The Ghana National Gas Company appears in the “Moderately Compliant” bracket at 65th. As a key midstream player underpinning Ghana’s gas-to-power architecture, its placement reflects an area of ongoing attention within the broader effort to align institutional practices with PFM requirements in a capital-intensive segment of the value chain.

Notably, no core energy institution appears in the “Least Compliant” category—an outcome that situates the sector across the higher and mid tiers of the classification. The dispersion across categories nonetheless illustrates varying stages of institutional maturity in PFM adherence.

From Statute to Scorecard

The legal backbone of the exercise—the PFM Act, 2016—was designed to impose order on public finance by clearly defining the responsibilities of officials managing state resources, while embedding sustainability constraints tied to public debt levels.

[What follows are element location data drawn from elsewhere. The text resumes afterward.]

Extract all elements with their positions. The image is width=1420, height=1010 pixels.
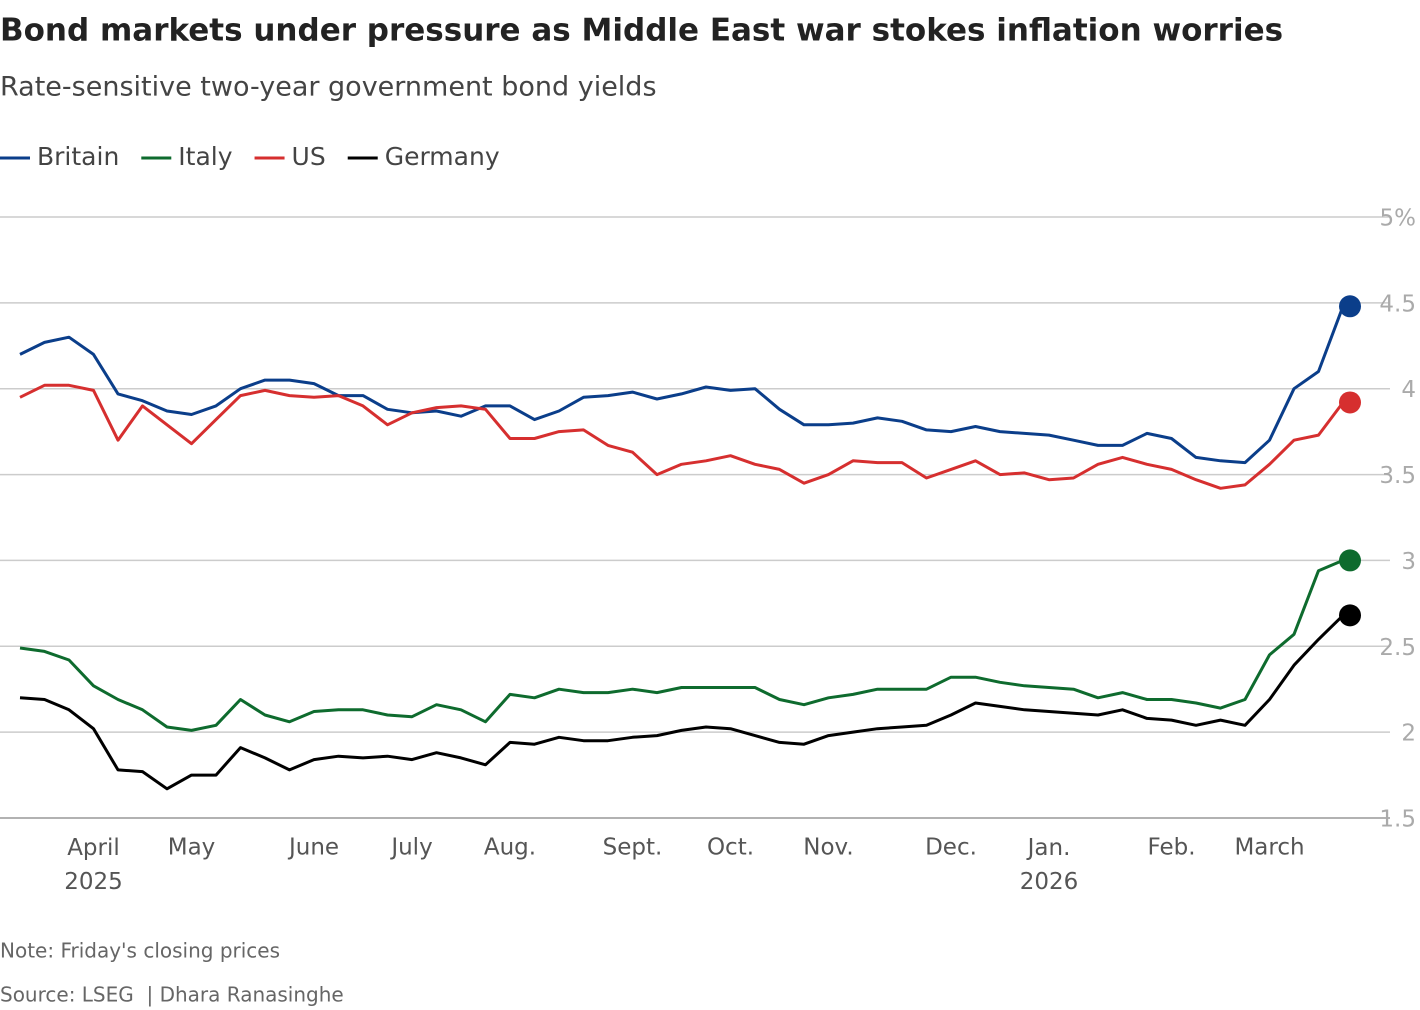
end-dot [1339, 549, 1361, 572]
note: Note: Friday's closing prices [0, 939, 280, 963]
source: Source: LSEG | Dhara Ranasinghe [0, 983, 344, 1007]
legend-label: Germany [385, 142, 500, 171]
chart-subtitle: Rate-sensitive two-year government bond … [0, 72, 657, 103]
x-tick-label: Sept. [603, 835, 663, 861]
x-tick-label: Aug. [484, 835, 536, 861]
series-line [19, 383, 1345, 490]
x-tick-label: Dec. [925, 835, 977, 861]
y-tick-label: 4.5 [1379, 291, 1416, 317]
legend-label: Britain [37, 142, 119, 171]
y-tick-label: 4 [1401, 377, 1416, 403]
chart-title: Bond markets under pressure as Middle Ea… [0, 13, 1283, 49]
y-tick-label: 2 [1401, 721, 1416, 747]
series-line [19, 305, 1345, 465]
x-tick-label: May [168, 835, 216, 861]
end-dot [1339, 295, 1361, 318]
x-tick-label: Nov. [803, 835, 853, 861]
x-tick-label: June [287, 835, 339, 861]
y-tick-label: 5% [1380, 206, 1417, 232]
x-tick-label: Oct. [707, 835, 754, 861]
x-tick-label: Jan. 2026 [1020, 835, 1079, 895]
x-tick-label: July [389, 835, 432, 861]
y-tick-label: 3 [1401, 549, 1416, 575]
y-tick-label: 2.5 [1379, 635, 1416, 661]
x-tick-label: March [1234, 835, 1304, 861]
series-line [19, 559, 1344, 732]
legend-label: Italy [178, 142, 232, 171]
x-tick-label: April 2025 [64, 835, 123, 895]
y-tick-label: 1.5 [1379, 807, 1416, 833]
series-line [19, 614, 1345, 791]
end-dot [1339, 604, 1361, 627]
y-tick-label: 3.5 [1379, 463, 1416, 489]
end-dot [1339, 391, 1361, 414]
legend-label: US [292, 142, 326, 171]
x-tick-label: Feb. [1147, 835, 1195, 861]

In practice, however, enforcement has often lagged ambition.

The League Table attempts to close that gap by converting legal obligations into measurable performance indicators. By “constructively ranking institutions,” the Ministry is not merely publishing data; it is engineering reputational incentives. High performers are publicly validated, while weaker entities are exposed to scrutiny—from policymakers, markets, and the public alike.

Enforcement Signal

The Ministry has coupled publication with a forward-leaning enforcement posture. It says it will “take firm steps to address persistent non-compliance,” including direct engagement with low-scoring entities to diagnose and remediate gaps in their PFM systems. This suggests a shift from passive oversight to active compliance management—potentially including stricter controls on commitments, arrears accumulation, and expenditure approvals.

For the energy sector, where balance sheets intersect with sovereign risk, the implications are non-trivial. Strong PFM compliance can reinforce investor confidence, improve credit perceptions, and reduce fiscal leakages. Conversely, persistent gaps—especially in strategically significant institutions—could amplify concerns about contingent liabilities and governance risk.

The Bigger Picture

The League Table’s real test will lie not in its publication, but in its persistence and consequences. If updated regularly and tied to tangible enforcement actions, it could become a cornerstone of Ghana’s fiscal governance architecture. If not, it risks joining a long list of well-intentioned transparency initiatives with limited behavioural impact.

For now, the signal is unmistakable: compliance is no longer a quiet administrative function. It is a ranked, public contest—and the energy sector is firmly in the frame.